Similarly, consider sum. For numeric types, it's both associative and commutative, but for strings, it's not commutative. This results in the same situation as product does for quaternions.

>>> nd.sum([[1, 2], [3, 4]])
array(10,
      dshape='int32')

>>> nd.sum([[1, 2], [3, 4]], axis=0)
array([4, 6],
      dshape='2 * int32')

>>> nd.sum([[1, 2], [3, 4]], axis=1)
array([3, 7],
      dshape='2 * int32')

>>> nd.sum([['this', 'is'], ['a', 'test']])
DyNDError: nd.sum output of 2D reduction is ambiguous
due to lack of commutativity

>>> nd.sum([['this', 'is'], ['a', 'test']], axis=0)
array(['thisa', 'istest'],
      dshape='2 * string')

>>> nd.sum([['this', 'is'], ['a', 'test']], axis=1)
array(['thisis', 'atest'],
      dshape='2 * string')

>>> nd.max([['this', 'is'], ['a', 'test']])
array('this',
      dshape='string')

Implementation Details

Reduction CKernel

A reduction ckernel uses the same prototype as an assignment ckernel, except it both reads and writes from the destination memory. When it is called, the destination stride may be 0 (dot-product style) or non-zero (saxpy style). For our mean function example, we might code it like (pseudo-code like):

void kfunc(char *dst, intptr_t dst_stride,
           const char *src, intptr_t src_stride,
			 size_t count,
           ckernel_prefix *extra)
{
	if (dst_stride == 0) {
       // dot-product style
       dst->sum += sum(src, src_stride, count);
       dst->count += count;
   } else {
       // saxpy style
       for (i = 0; i < count; ++i) {
           dst->sum += *src;
           dst->count ++;
           dst += dst_stride;
           src += src_stride;
       }
   }
}

Lifting a Reduction CKernel

Lifting a reduction ckernel means adding code which handles the dimensions appropriately, matching the output appropriately depending on whether the keepdims argument was provided as True, and processing dimensions differently based on which values are in the axis argument.

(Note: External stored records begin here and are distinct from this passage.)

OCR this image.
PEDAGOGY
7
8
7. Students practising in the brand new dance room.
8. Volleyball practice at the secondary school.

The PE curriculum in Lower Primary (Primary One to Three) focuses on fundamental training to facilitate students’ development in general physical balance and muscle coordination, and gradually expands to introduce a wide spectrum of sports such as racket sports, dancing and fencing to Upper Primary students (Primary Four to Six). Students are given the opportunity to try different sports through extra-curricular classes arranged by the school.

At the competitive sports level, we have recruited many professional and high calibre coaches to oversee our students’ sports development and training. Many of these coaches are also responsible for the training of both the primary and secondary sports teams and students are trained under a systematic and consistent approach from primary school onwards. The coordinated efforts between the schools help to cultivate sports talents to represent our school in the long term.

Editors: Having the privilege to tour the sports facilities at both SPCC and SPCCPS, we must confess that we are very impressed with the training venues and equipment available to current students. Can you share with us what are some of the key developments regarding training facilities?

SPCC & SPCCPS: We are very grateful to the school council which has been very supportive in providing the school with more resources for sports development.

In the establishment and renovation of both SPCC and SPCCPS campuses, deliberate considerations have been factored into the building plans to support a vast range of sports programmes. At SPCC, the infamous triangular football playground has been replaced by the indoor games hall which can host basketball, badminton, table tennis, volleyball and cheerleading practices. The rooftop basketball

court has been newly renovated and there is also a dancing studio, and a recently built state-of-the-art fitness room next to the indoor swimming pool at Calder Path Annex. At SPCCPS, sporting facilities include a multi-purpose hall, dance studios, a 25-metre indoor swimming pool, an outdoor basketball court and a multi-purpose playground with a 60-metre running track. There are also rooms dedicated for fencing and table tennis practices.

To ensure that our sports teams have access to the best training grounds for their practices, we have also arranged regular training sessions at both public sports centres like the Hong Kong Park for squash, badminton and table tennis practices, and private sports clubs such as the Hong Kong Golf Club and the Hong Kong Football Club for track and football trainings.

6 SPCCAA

In the more general case, we want to also be able to lift a "map", i.e. a ckernel which takes any number of inputs, and broadcasts them elementwise through an expression, followed by a "reduce". For the loops to be fused properly in the computation, this combined "map-reduce" must be lifted as one entity.

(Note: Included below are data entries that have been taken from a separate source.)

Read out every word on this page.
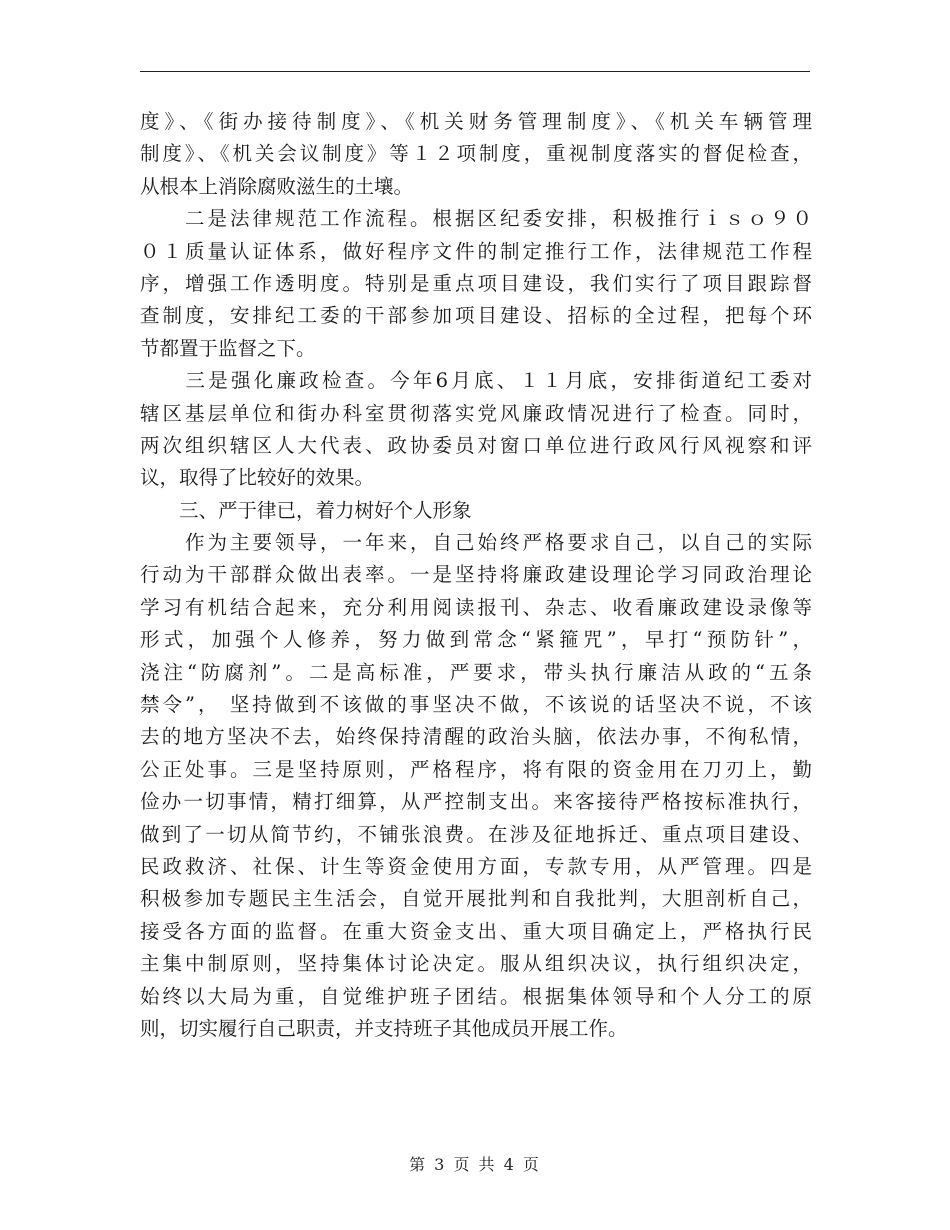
度》、《街办接待制度》、《机关财务管理制度》、《机关车辆管理
制度》、《机关会议制度》等１２项制度，重视制度落实的督促检查，
从根本上消除腐败滋生的土壤。
　　二是法律规范工作流程。根据区纪委安排，积极推行ｉｓｏ９０
０１质量认证体系，做好程序文件的制定推行工作，法律规范工作程
序，增强工作透明度。特别是重点项目建设，我们实行了项目跟踪督
查制度，安排纪工委的干部参加项目建设、招标的全过程，把每个环
节都置于监督之下。
　　三是强化廉政检查。今年6月底、１１月底，安排街道纪工委对
辖区基层单位和街办科室贯彻落实党风廉政情况进行了检查。同时，
两次组织辖区人大代表、政协委员对窗口单位进行政风行风视察和评
议，取得了比较好的效果。
　　三、严于律已，着力树好个人形象
　　作为主要领导，一年来，自己始终严格要求自己，以自己的实际
行动为干部群众做出表率。一是坚持将廉政建设理论学习同政治理论
学习有机结合起来，充分利用阅读报刊、杂志、收看廉政建设录像等
形式，加强个人修养，努力做到常念“紧箍咒”，早打“预防针”，
浇注“防腐剂”。二是高标准，严要求，带头执行廉洁从政的“五条
禁令”， 坚持做到不该做的事坚决不做，不该说的话坚决不说，不该
去的地方坚决不去，始终保持清醒的政治头脑，依法办事，不徇私情，
公正处事。三是坚持原则，严格程序，将有限的资金用在刀刃上，勤
俭办一切事情，精打细算，从严控制支出。来客接待严格按标准执行，
做到了一切从简节约，不铺张浪费。在涉及征地拆迁、重点项目建设、
民政救济、社保、计生等资金使用方面，专款专用，从严管理。四是
积极参加专题民主生活会，自觉开展批判和自我批判，大胆剖析自己，
接受各方面的监督。在重大资金支出、重大项目确定上，严格执行民
主集中制原则，坚持集体讨论决定。服从组织决议，执行组织决定，
始终以大局为重，自觉维护班子团结。根据集体领导和个人分工的原
则，切实履行自己职责，并支持班子其他成员开展工作。
第 3 页 共 4 页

In the case of mean, we then want to tack on another "map" which takes the sum divided by the count, but that can be separate from the reduction lifting.

Reduction ArrFunc signatures

Reduction function signatures operate via a dependent type mechanism. The way this works is a reduction function has a type signature like

(DimsIn... * InputDType) -> DimsOut... * OutputDType

and a Python function has an opportunity to fill in the type variable values in the return type. The reduction arrfunc accepts axis= and keepdims= keyword arguments, which are used to control how the dependent return type is computed. Here's some example code:

>>> a = nd.array(..., dshape='3 * 5 * var * int32')
>>> b = sum(a, axis=1, keepdims=False)
>>> b.dshape
dshape('3 * 1 * var * int32')

In this example, the DimsIn... type variable matched with 3 * 5 * var *, and InputDType matched with int32. For sum, the input and output dtypes are the same, and the parameters axis=1, keepdims=False give the value 3 * 1 * var * to DimsOut....

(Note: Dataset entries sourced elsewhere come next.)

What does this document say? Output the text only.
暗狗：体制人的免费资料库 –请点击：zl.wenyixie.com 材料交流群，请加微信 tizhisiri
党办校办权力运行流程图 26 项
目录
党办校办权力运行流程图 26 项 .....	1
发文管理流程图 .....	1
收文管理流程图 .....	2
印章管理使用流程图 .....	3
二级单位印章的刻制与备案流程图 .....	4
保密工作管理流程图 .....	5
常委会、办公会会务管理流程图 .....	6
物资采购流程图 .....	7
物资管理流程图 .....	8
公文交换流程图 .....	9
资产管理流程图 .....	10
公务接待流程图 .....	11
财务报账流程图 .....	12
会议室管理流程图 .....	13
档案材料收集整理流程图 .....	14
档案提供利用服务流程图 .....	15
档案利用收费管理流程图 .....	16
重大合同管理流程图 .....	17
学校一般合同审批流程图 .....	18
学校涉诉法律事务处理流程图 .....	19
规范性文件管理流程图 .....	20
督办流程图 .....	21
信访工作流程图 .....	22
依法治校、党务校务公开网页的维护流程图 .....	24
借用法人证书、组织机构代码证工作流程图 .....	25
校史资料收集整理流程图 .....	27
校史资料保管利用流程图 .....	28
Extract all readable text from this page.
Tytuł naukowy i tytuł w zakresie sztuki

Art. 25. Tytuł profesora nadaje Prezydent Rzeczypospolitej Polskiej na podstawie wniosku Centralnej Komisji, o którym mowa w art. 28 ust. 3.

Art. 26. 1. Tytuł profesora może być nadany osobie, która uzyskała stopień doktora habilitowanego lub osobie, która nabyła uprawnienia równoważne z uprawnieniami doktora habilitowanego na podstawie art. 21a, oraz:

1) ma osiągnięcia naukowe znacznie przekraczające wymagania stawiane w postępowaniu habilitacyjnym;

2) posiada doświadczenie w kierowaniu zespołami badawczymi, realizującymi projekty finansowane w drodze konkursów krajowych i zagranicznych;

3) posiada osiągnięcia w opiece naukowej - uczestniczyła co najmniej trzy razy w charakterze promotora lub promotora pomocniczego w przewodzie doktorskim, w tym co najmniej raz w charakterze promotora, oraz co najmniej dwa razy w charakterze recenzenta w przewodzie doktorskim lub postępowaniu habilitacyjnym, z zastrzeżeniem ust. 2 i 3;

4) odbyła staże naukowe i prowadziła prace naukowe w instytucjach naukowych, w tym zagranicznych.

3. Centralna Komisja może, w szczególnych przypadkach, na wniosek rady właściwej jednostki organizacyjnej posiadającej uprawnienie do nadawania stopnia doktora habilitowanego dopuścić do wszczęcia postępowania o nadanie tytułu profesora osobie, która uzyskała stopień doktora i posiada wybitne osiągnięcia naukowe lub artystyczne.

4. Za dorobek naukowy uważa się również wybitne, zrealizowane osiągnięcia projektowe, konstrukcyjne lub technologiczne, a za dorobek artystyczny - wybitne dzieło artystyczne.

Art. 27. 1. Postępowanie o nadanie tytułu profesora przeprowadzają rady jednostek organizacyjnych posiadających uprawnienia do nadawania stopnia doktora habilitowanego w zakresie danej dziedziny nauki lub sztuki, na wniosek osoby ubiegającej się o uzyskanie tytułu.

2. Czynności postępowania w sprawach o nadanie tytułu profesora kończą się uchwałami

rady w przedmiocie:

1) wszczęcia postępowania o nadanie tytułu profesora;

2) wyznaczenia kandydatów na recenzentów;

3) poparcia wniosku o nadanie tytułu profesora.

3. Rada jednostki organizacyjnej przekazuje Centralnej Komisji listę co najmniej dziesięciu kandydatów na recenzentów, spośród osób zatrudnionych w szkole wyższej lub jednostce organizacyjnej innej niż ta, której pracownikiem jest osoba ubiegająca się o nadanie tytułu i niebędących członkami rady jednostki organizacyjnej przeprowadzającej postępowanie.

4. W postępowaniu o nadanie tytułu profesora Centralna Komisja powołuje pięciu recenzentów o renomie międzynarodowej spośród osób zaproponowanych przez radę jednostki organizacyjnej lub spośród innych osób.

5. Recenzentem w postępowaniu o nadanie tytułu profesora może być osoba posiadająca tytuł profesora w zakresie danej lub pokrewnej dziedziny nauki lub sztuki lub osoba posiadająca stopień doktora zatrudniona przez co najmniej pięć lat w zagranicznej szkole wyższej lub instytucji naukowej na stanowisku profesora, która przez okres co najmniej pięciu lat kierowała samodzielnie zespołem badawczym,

Here are some examples of what the type signatures of various reductions look like for a sum example.

>>> a
array([...],
      dshape='3 * var * 5 * int32')
>>> nd.sum(a).sig
'(3 * var * 5 * int32) -> int32'

>>> nd.sum(a, keepdims=True).sig
'(3 * var * 5 * int32) -> 1 * 1 * 1 * int32'

>>> nd.sum(a, axis=0).sig
'(3 * var * 5 * int32) -> var * 5 * int32'

>>> nd.sum(a, axis=1).sig
'(3 * var * 5 * int32) -> 3 * 5 * int32'

>>> nd.sum(a, axis=[0,2], keepdims=True).sig
'(3 * var * 5 * int32) -> 1 * var * 1 * int32'

>>> nd.sum(a, axis=[0,2]).sig
'(3 * var * 5 * int32) -> var * int32'

>>> nd.sum(a, axis=[1,2], keepdims=True).sig
'(3 * var * 5 * int32) -> 3 * 1 * 1 * int32'

>>> nd.sum(a, axis=[1,2]).sig
'(3 * var * 5 * int32) -> 3 * int32'

Something not fully addressed yet is in the case of mean, std, and var, where there needs to be a way to tack on the final divide or expression that computes the final value after the reduction accumulators are finished.